Nearly half (46%) of organizations have unmanaged users with long-lived credentials in cloud services, putting them at high risk of data breaches, according to Datadog’s State of Cloud Security 2024 report.
Long-lived credentials are authentication tokens or keys in the cloud that remain valid for a long time or do not. They are a major cause of cloud breaches, with attackers having a long window to successfully compromise these credentials.
They can also enable attackers to achieve persistent access, with the same access and privileges as the original owner.
The new Datadog report found that long-lived credentials are widespread across all major cloud service providers, including Google Cloud, Amazon Web Services (AWS) and Microsoft Entra.
Many of these credentials are also old and even unused, with 60% of Google Cloud service accounts, 60% of AWS Identity and Access Management (IAM) users and 46% of Microsoft Entra ID applications having an access key older than one year.
Read now: Cloud Breaches Impact Nearly Half of Organizations
Commenting on the findings, Andrew Krug, Head of Security Advocacy at Datadog, warned that it is unrealistic for organizations to expect that long-lived credentials can be securely managed, and firms need a strategy to mitigate these risks.
“In addition to long-lived credentials being a major risk, the report found that most cloud security incidents are caused by compromised credentials. To protect themselves, companies need to secure identities with modern authentication mechanisms, leverage short-lived credentials and actively monitor changes to APIs that attackers commonly use,” he commented.

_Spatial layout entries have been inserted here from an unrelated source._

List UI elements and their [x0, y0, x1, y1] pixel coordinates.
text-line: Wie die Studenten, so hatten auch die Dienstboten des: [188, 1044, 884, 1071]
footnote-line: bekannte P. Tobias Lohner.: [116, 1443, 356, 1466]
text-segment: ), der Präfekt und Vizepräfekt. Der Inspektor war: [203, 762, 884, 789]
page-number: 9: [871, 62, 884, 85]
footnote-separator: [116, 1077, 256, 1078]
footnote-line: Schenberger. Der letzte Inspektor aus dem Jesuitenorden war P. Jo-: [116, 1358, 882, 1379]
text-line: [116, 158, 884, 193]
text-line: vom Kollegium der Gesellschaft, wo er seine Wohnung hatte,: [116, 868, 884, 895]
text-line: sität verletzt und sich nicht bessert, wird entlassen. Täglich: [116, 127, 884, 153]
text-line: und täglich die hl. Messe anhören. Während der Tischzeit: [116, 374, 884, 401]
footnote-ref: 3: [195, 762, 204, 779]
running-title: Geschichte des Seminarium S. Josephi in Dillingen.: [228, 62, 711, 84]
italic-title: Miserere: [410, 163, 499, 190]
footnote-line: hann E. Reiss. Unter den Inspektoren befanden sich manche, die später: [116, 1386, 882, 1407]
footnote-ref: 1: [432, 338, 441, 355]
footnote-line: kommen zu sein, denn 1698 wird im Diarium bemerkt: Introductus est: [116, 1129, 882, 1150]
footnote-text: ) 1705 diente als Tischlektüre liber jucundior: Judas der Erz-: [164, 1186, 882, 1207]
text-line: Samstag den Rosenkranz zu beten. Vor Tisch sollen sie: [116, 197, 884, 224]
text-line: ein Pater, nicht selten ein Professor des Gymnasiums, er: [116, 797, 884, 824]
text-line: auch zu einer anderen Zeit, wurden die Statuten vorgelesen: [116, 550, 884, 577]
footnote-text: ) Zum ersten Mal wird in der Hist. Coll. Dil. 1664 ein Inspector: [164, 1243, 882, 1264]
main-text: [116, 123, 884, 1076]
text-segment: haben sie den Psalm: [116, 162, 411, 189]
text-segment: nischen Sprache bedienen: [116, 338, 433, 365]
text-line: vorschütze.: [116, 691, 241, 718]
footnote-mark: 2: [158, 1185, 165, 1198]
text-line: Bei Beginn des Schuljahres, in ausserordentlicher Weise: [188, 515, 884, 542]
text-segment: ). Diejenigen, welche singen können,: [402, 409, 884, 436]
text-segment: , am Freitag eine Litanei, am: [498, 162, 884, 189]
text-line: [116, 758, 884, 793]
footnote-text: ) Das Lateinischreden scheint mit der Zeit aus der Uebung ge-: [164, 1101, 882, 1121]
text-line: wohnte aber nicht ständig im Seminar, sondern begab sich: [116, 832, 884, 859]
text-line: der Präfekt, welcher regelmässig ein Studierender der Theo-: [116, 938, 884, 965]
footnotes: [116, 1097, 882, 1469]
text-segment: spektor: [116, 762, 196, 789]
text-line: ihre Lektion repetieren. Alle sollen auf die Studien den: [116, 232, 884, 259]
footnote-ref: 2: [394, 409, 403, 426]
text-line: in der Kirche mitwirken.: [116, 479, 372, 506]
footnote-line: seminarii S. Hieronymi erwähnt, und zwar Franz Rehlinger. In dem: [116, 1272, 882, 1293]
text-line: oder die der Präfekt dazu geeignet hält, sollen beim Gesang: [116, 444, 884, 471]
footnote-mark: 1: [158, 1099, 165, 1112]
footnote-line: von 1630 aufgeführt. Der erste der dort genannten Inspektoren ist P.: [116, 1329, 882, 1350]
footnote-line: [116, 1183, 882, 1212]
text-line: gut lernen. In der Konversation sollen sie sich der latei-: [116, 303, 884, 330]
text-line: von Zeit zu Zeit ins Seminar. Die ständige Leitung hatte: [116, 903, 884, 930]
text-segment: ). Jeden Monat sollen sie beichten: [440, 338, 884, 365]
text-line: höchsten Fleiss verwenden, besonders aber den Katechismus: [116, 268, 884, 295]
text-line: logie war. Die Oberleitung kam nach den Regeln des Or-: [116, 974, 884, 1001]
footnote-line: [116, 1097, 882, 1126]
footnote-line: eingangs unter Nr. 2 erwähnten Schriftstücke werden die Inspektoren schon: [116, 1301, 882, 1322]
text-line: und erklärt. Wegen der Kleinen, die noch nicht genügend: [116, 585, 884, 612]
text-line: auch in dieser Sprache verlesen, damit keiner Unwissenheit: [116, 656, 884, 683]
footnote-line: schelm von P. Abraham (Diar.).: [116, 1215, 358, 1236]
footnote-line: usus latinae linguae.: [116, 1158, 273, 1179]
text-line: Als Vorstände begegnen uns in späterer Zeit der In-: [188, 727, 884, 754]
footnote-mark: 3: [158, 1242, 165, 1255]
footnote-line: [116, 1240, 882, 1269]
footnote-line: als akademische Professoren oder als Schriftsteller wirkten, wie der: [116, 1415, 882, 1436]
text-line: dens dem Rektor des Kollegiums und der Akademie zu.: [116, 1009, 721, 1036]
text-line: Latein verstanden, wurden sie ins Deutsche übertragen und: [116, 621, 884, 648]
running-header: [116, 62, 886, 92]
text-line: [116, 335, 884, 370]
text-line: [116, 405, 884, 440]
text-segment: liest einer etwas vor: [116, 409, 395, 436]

Risky Cloud Permissions Prevalent
The report also found that 18% of AWS EC2 instances and 33% of Google Cloud VMs have sensitive permissions to a project. These permissions put organizations at higher risk of damaging breaches because they enable any attacker who compromises the workload to steal associated credentials and access the cloud environment.
Additionally, 10% of third-party integrations have risky cloud permissions, allowing the vendor to access all data in the account or to take over the whole account.
The research also identified that 2% of third-party integration roles do not enforce the use of External IDs, which allows an attacker to compromise them through a "confused deputy" attack. This is where an entity that doesn't have permission to perform an action can coerce a more-privileged entity to perform the action.
Encouragingly, Datadog found that the adoption of cloud guardrails has increased in the past year. For example, 79% of S3 buckets are covered by an account-wide or bucket-specific S3 Public Access Block, up from 73% in 2023.
This trend is due to cloud providers starting to enable guardrails by default, the vendor said.